Considering we are calculating the similarity anyway, why not save the data, even if it’s under the threshold ? The api can still be filtered using a threshold. If we want to find similar artists for unknowns artists we can use a super low threshold and the algorithms based on artist-similarity can still use data with a higher one.
The data under the threshold is pretty crap – have you actually looked at the data under the threshold?
The correct way to solve this problem is to finally process the MLHD from last.fm to import listen data all the way back to 2005. That will give us a lot more similarity data than we have now.
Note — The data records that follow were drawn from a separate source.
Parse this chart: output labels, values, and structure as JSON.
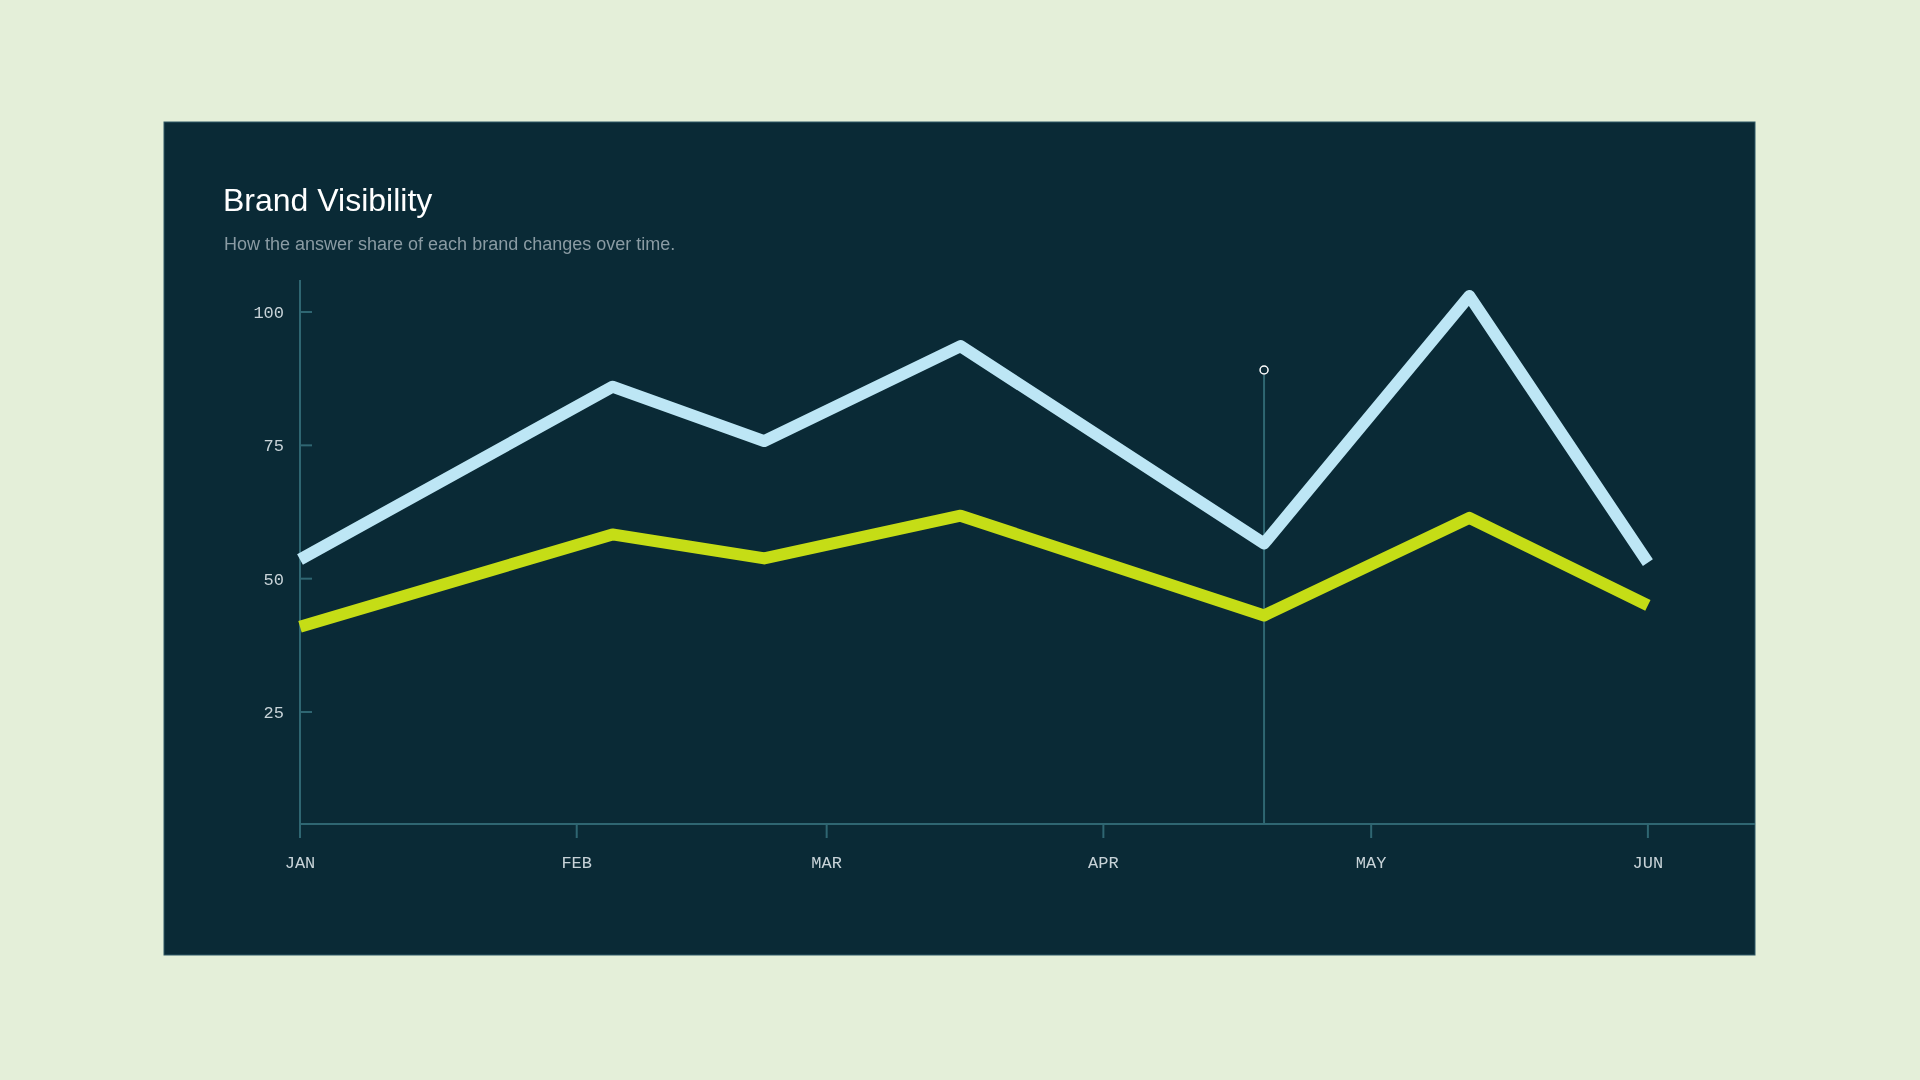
{
  "chart_data": {
    "type": "line",
    "title": "Brand Visibility",
    "subtitle": "How the answer share of each brand changes over time.",
    "xlim": [
      "--01-01",
      "--06-13"
    ],
    "xticks": [
      {
        "value": "--01-01",
        "label": "JAN"
      },
      {
        "value": "--02-01",
        "label": "FEB"
      },
      {
        "value": "--03-01",
        "label": "MAR"
      },
      {
        "value": "--04-01",
        "label": "APR"
      },
      {
        "value": "--05-01",
        "label": "MAY"
      },
      {
        "value": "--06-01",
        "label": "JUN"
      }
    ],
    "ylim": [
      4,
      106
    ],
    "yticks": [
      25,
      50,
      75,
      100
    ],
    "series": [
      {
        "color": "#bde6f5",
        "x": [
          "--01-01",
          "--02-05",
          "--02-22",
          "--03-16",
          "--04-19",
          "--05-12",
          "--06-01"
        ],
        "values": [
          53.6,
          86,
          75.8,
          93.6,
          56.6,
          103,
          53
        ]
      },
      {
        "color": "#c5dd16",
        "x": [
          "--01-01",
          "--02-05",
          "--02-22",
          "--03-16",
          "--04-19",
          "--05-12",
          "--06-01"
        ],
        "values": [
          41,
          58.3,
          53.8,
          61.8,
          43.1,
          61.4,
          45
        ]
      }
    ],
    "ref_lines": [
      {
        "axis": "x",
        "value": "--04-19",
        "color": "#2f6672"
      }
    ],
    "grid": false,
    "marker": "none",
    "line_style": "solid"
  }
}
Processing this data is on the short-list for getting done as soon as possible.
@lucifer has been working very hard on a spark cluster setup and soon we should have the capacity to generate new data-sets such as improved similarity data.
The data under the threshold is pretty crap – have you actually looked at the data under the threshold?
I don’t have the infra to generate this king of data :s
The correct way to solve this problem is to finally process the MLHD from last.fm to import listen data all the way back to 2005. That will give us a lot more similarity data than we have now. Processing this data is on the short-list for getting done as soon as possible.
wow didn’t knew about this dataset, it’s huuuge. So nice to ear you’re gonna process this o/
@lucifer has been working very hard on a spark cluster setup and soon we should have the capacity to generate new data-sets such as improved similarity data.